Ocean Acidification and its affect on Corals and Phytoplankton

In addition to bleaching, we are experiencing an acidification effect that is derived from the increased CO2 concentration in the atmosphere over the past 150 years.  It is important to understand how this phenomenon is affecting the inhabitants of the marine realm.  In our current research (Fine and Tchernov 2007), we have discovered that corals can withstand low pH values (7.2-7.4 versus modern value 8.2).  The corals lose their aragonite skeleton which disassociated while their polyp biomass increased fivefold.  Moreover, the coral lost its colonial structure and separated into a multitude of single polyps.  These polyps maintained their reproductive ability. 

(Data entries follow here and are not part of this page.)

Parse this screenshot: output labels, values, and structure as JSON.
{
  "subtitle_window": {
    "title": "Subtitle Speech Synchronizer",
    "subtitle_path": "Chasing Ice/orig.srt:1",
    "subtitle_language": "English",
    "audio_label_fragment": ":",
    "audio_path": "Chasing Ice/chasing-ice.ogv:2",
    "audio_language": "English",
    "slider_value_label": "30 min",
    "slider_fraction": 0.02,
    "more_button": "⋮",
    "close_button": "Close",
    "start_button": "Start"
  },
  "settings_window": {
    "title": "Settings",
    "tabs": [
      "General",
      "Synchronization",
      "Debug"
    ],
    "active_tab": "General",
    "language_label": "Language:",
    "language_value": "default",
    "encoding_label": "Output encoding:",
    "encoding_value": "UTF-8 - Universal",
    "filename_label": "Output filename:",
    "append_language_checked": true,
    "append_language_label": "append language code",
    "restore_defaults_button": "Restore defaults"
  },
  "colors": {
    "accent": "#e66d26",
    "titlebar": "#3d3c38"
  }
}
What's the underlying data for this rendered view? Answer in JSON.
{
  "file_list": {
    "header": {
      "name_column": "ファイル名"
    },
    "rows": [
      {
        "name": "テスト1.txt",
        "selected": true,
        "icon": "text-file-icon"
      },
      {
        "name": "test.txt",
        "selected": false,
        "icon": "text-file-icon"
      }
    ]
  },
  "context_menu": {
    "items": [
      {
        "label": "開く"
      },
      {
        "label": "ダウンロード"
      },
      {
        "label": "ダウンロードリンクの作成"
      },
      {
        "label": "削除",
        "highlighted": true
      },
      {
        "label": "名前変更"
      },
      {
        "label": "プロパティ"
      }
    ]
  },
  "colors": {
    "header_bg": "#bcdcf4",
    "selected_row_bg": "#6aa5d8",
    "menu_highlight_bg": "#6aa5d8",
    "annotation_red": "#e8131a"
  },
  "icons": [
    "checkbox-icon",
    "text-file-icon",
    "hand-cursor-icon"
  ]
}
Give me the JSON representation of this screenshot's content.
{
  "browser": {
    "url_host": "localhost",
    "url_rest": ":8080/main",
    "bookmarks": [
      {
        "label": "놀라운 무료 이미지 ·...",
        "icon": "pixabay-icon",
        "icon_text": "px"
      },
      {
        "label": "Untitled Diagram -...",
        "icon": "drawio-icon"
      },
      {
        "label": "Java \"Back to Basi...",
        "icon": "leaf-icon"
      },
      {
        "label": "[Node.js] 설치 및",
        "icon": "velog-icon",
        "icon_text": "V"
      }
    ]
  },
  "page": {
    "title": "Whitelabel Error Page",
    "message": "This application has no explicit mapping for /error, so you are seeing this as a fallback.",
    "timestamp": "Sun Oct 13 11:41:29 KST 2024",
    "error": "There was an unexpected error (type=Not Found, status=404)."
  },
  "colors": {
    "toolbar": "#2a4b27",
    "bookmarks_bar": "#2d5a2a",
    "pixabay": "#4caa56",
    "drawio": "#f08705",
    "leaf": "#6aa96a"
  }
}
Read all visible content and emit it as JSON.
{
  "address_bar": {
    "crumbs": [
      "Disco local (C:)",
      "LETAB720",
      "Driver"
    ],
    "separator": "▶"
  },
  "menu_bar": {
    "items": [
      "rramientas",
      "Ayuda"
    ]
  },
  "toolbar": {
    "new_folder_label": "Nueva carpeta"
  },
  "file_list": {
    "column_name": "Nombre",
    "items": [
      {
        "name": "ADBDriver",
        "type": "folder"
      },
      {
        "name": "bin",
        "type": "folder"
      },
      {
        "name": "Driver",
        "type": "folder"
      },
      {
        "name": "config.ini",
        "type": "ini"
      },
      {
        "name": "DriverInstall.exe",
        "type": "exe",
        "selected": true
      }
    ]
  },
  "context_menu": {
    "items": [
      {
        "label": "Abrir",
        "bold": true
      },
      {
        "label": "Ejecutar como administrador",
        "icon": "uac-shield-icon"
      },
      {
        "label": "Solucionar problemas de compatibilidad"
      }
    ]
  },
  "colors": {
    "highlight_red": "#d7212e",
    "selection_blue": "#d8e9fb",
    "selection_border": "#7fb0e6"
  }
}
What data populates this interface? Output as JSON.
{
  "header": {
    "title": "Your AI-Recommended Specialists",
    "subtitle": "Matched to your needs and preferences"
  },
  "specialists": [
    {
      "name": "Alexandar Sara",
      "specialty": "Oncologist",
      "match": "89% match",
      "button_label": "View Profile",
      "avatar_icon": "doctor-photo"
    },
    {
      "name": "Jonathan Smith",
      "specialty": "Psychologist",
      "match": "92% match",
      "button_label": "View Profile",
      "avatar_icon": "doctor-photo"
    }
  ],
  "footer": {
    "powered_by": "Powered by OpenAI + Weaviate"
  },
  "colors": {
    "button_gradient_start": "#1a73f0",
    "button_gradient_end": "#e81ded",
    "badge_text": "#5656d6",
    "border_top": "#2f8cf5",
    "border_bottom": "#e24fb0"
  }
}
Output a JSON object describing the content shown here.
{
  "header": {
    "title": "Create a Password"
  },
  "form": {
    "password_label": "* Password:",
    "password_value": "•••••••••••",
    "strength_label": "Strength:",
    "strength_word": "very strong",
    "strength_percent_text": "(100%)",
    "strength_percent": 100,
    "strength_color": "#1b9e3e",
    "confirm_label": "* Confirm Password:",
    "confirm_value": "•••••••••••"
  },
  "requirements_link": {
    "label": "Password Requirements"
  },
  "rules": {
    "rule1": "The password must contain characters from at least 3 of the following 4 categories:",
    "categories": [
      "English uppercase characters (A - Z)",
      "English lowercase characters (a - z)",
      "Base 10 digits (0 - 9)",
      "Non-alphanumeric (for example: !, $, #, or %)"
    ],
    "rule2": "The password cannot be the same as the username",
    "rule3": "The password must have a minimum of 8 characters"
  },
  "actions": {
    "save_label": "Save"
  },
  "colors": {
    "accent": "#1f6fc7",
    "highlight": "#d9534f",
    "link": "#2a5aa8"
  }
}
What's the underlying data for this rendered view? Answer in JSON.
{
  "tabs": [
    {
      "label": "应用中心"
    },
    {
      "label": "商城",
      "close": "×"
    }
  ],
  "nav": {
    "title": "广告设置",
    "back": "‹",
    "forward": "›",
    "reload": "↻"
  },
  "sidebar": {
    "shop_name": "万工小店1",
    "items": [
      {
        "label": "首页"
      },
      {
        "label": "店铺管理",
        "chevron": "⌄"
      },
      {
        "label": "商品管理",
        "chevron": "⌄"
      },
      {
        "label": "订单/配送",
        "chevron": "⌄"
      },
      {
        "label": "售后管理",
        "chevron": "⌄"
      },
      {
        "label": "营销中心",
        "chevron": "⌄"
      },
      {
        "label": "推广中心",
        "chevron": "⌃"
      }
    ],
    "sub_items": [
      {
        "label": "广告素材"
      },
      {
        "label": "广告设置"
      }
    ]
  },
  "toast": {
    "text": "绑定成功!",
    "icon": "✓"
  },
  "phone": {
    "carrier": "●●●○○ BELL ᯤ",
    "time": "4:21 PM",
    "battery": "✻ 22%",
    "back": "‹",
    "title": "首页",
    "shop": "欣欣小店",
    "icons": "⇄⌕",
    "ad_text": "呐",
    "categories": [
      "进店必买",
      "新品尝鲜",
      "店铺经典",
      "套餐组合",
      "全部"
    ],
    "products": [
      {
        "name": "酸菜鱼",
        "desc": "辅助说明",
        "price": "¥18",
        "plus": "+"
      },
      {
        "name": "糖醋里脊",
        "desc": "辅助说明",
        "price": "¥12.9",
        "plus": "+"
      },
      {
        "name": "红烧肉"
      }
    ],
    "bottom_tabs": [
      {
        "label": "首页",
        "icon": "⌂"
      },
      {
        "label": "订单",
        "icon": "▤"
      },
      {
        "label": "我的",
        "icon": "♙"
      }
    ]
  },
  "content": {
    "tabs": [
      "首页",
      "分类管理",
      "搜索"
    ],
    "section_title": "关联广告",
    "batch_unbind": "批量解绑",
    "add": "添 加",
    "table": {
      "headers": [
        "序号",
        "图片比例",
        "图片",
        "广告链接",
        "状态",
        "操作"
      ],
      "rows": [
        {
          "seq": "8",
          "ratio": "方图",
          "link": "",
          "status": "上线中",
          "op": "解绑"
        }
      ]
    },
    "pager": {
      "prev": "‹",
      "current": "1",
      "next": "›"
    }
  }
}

This find has vast implications on our understanding of coral evolution in light of the fact that marine pH has shifted dramatically during the earth's history.  There are two major 'reef gaps'- a period in the geological record which is absent of coral fossils. One occurred during the Permian-Triassic mass extinction event (251 million years ago) and another occurred during the Triassic-Jurassic boundary extinction event (206 million years ago).  The lack of fossilized coral in the geological record during those periods can now be better understood.  Interestingly, molecular clocking has produced a phylogenetic tree that dates the origin of scleractinian corals at 280 million years ago, yet there is no such marker in the geological record.  Again, our findings provide an explanation for this incongruency.

I am currently expanding this research to a multitude of species and testing both their physiological and biochemical reactions to acidification in an attempt to elucidate the mechanisms behind those very dramatic responses.

In addition, we have found that the colony separation into individual polyps is executed through apoptotic pathways.  This finding is linked to the apoptotic response that we have discovered is heat-stress related and causes, in many cases, the annihilation of the whole colony.   Therefore, these studies are providing a broader view of the evolution of corals in light of their changing environment over their history.

I am also pursuing questions related to how acidification impacts phytoplankton in the water column as a means to create a dependable tool for paleoreconstruction of past climates. A major determinant of global climate is the atmospheric CO2 concentration. A possible tool for making such assessments is through the use of various forms of organic phytoplankton remains in the sediments. These methods have been developed and tested during the last decade and found to be lacking in several aspects, mainly these methods did not consider significant physiological characteristics of phytoplankton such as active carbon transport. I have developed a model that may be capable of extracting paleo atmospheric CO2 concentration values from the stable carbon isotope composition of phytoplankton, considering the typical physiological parameters for each species. The model is based on both in situ and in vivo measurements. This work is summarized in two separate manuscripts (Tchernov and Lifshultz in revision, and Tchernov et al. submitted) that show the impact of temporal and spatial changes in the water on the stable carbon isotopes composition of phytoplankton.

c. Deep Coral Physiology

Most of the world's reefs lie below a depth of 50 meters, and normally continue to 150 meters, particularly in the Indo-Pacific realm.  This means that most of the reef has never been thoroughly investigated due to technological limitations.  Recently, due to advancements in SCUBA technology (namely, more accessible and affordable TRIMIX and rebreather systems)   it has become possible to study the coral reefs at these depths in Eilat.  Because this is an entirely new research area, there is a substantial amount of work underway analyzing and understanding the basic physiology of the organisms living in those deep reefs.

Our findings include the description of a totally new photosynthetic pathway and organization.  Deep corals and also macroalgae seem to have an extremely low photosynthetic rate and an almost complete absence of PS1 functional response.  In the case of corals, this makes this symbiosis questionable in terms of the benefit of the hosts.  We believe that the host is actually contributing carbohydrates to the algal symbionts.  If this is true, it redefines the nature of the symbiosis between corals and their algal symbionts.

Surprisingly, the photosynthetic organisms that dwell at those depths have not lost their ability to produce high rates of photosynthesis at high light intensities, and do not show the characteristic non-photochemical quenching evident from corals and macro algae living in shallower depths.

We are currently in the final stages of fortifying and retesting these results using different techniques prior to publishing.  Because of the novelty of this research, in the process of analysis we have developed new techniques and machinery that enable us to acquire data.  For example, we have now a membrane inlet mass spectrometer that is linked to both a fast repetition rate fluorometer and a pulse-amplitude modulated fluorometer, especially modified for this purpose.  I believe that this is a promising new research direction that will be the foundation for a wide range of studies in the future.